I'm reading Singularity Theory (one of the authors is Arnold). I am a bit confused on the concept of modality. Is there an easy geometric description of it? The book has a relation between codimension, modality and multiplicity (Milnor number) but it confuses me a bit. Maybe as a person with algebraic geometry background I get confused with some of the terms.
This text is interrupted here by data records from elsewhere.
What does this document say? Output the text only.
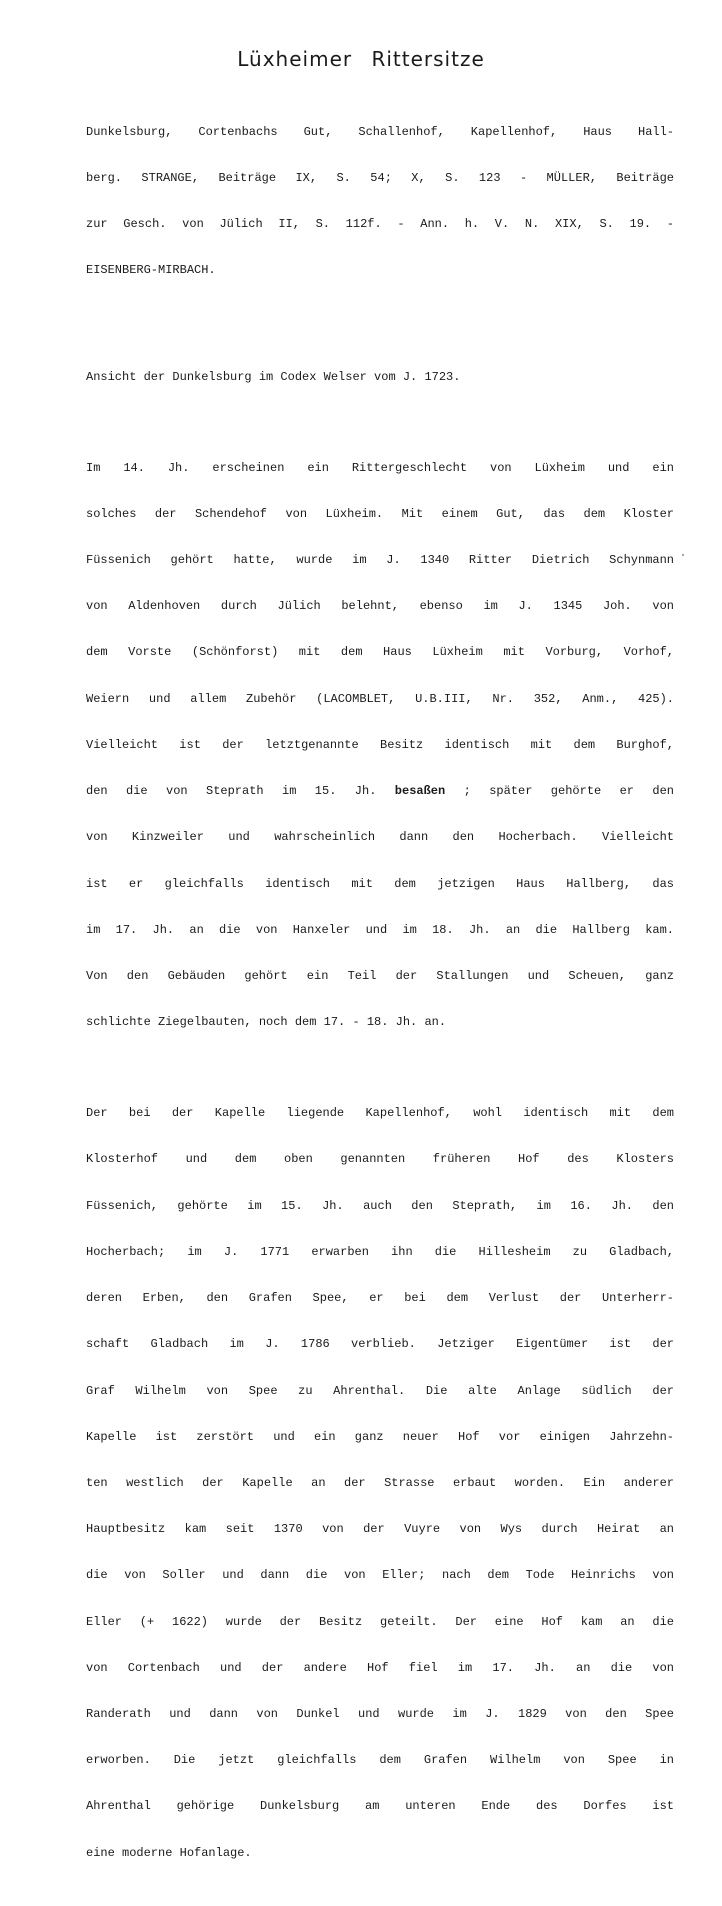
Lüxheimer Rittersitze

Dunkelsburg, Cortenbachs Gut, Schallenhof, Kapellenhof, Haus Hall-

berg. STRANGE, Beiträge IX, S. 54; X, S. 123 - MÜLLER, Beiträge

zur Gesch. von Jülich II, S. 112f. - Ann. h. V. N. XIX, S. 19. -

EISENBERG-MIRBACH.

Ansicht der Dunkelsburg im Codex Welser vom J. 1723.

Im 14. Jh. erscheinen ein Rittergeschlecht von Lüxheim und ein

solches der Schendehof von Lüxheim. Mit einem Gut, das dem Kloster

Füssenich gehört hatte, wurde im J. 1340 Ritter Dietrich Schynmann

von Aldenhoven durch Jülich belehnt, ebenso im J. 1345 Joh. von

dem Vorste (Schönforst) mit dem Haus Lüxheim mit Vorburg, Vorhof,

Weiern und allem Zubehör (LACOMBLET, U.B.III, Nr. 352, Anm., 425).

Vielleicht ist der letztgenannte Besitz identisch mit dem Burghof,

den die von Steprath im 15. Jh. besaßen ; später gehörte er den

von Kinzweiler und wahrscheinlich dann den Hocherbach. Vielleicht

ist er gleichfalls identisch mit dem jetzigen Haus Hallberg, das

im 17. Jh. an die von Hanxeler und im 18. Jh. an die Hallberg kam.

Von den Gebäuden gehört ein Teil der Stallungen und Scheuen, ganz

schlichte Ziegelbauten, noch dem 17. - 18. Jh. an.

Der bei der Kapelle liegende Kapellenhof, wohl identisch mit dem

Klosterhof und dem oben genannten früheren Hof des Klosters

Füssenich, gehörte im 15. Jh. auch den Steprath, im 16. Jh. den

Hocherbach; im J. 1771 erwarben ihn die Hillesheim zu Gladbach,

deren Erben, den Grafen Spee, er bei dem Verlust der Unterherr-

schaft Gladbach im J. 1786 verblieb. Jetziger Eigentümer ist der

Graf Wilhelm von Spee zu Ahrenthal. Die alte Anlage südlich der

Kapelle ist zerstört und ein ganz neuer Hof vor einigen Jahrzehn-

ten westlich der Kapelle an der Strasse erbaut worden. Ein anderer

Hauptbesitz kam seit 1370 von der Vuyre von Wys durch Heirat an

die von Soller und dann die von Eller; nach dem Tode Heinrichs von

Eller (+ 1622) wurde der Besitz geteilt. Der eine Hof kam an die

von Cortenbach und der andere Hof fiel im 17. Jh. an die von

Randerath und dann von Dunkel und wurde im J. 1829 von den Spee

erworben. Die jetzt gleichfalls dem Grafen Wilhelm von Spee in

Ahrenthal gehörige Dunkelsburg am unteren Ende des Dorfes ist

eine moderne Hofanlage.
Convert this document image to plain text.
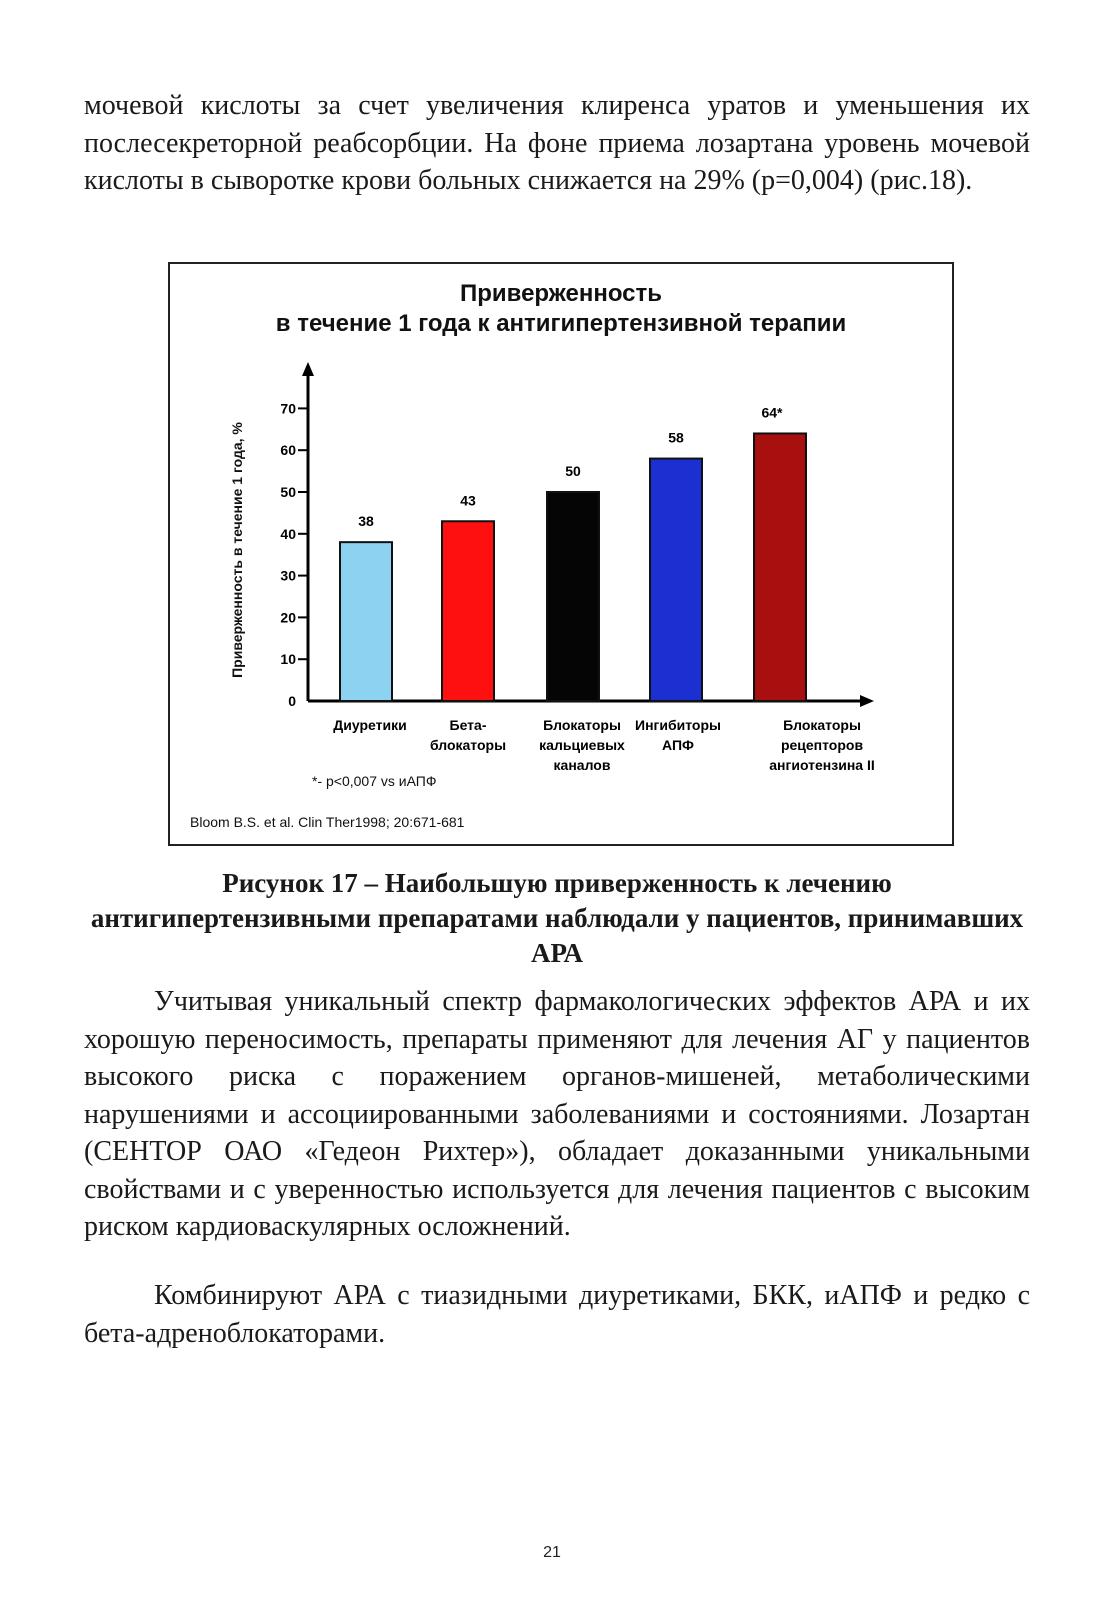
мочевой кислоты за счет увеличения клиренса уратов и уменьшения их послесекреторной реабсорбции. На фоне приема лозартана уровень мочевой кислоты в сыворотке крови больных снижается на 29% (р=0,004) (рис.18).

Приверженность
в течение 1 года к антигипертензивной терапии
0
10
20
30
40
50
60
70
Приверженность в течение 1 года, %	38
43
50
58
64*
Диуретики	Бета-
блокаторы
Блокаторы
кальциевых
каналов
Ингибиторы
АПФ
Блокаторы
рецепторов
ангиотензина II
*- p<0,007 vs иАПФ
Bloom B.S. et al. Clin Ther1998; 20:671-681
Рисунок 17 – Наибольшую приверженность к лечению антигипертензивными препаратами наблюдали у пациентов, принимавших АРА

Учитывая уникальный спектр фармакологических эффектов АРА и их хорошую переносимость, препараты применяют для лечения АГ у пациентов высокого риска с поражением органов-мишеней, метаболическими нарушениями и ассоциированными заболеваниями и состояниями. Лозартан (СЕНТОР ОАО «Гедеон Рихтер»), обладает доказанными уникальными свойствами и с уверенностью используется для лечения пациентов с высоким риском кардиоваскулярных осложнений.

Комбинируют АРА с тиазидными диуретиками, БКК, иАПФ и редко с бета-адреноблокаторами.

21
Going back to modality, the authors first define the modality of a point on a manifold: To define this they need to always speak of some action of a Lie group on the manifold. And then they define the modality to be the least number $m$ such that a sufficiently small neighbourhood at the point is covered by finite number of "$m$-parameter" families of the orbits. This already is confusing to me. After that they define the modality of a function germ $f:(\mathbb C^n,0)\to(\mathbb C^n,0)$ in terms of its jets. The definition is not clear to me: They write it is the "modality of any its $k$-jets (which is to me basically an equivalence class of function with the same Taylor polynomial at 0 up to order/degree $k$) for $k$ sufficiently large. I don't understand this definition. They claim that that this is well-defined by Tougeron's theorem (which I would also be glad to know precisely which one of Tougeron's theorem, searching gives me several such theorems).
I think I would mostly appreciate and understand it if I have some "visual" description of modality. Or is this term something that is more of an algebraic/analytic nature?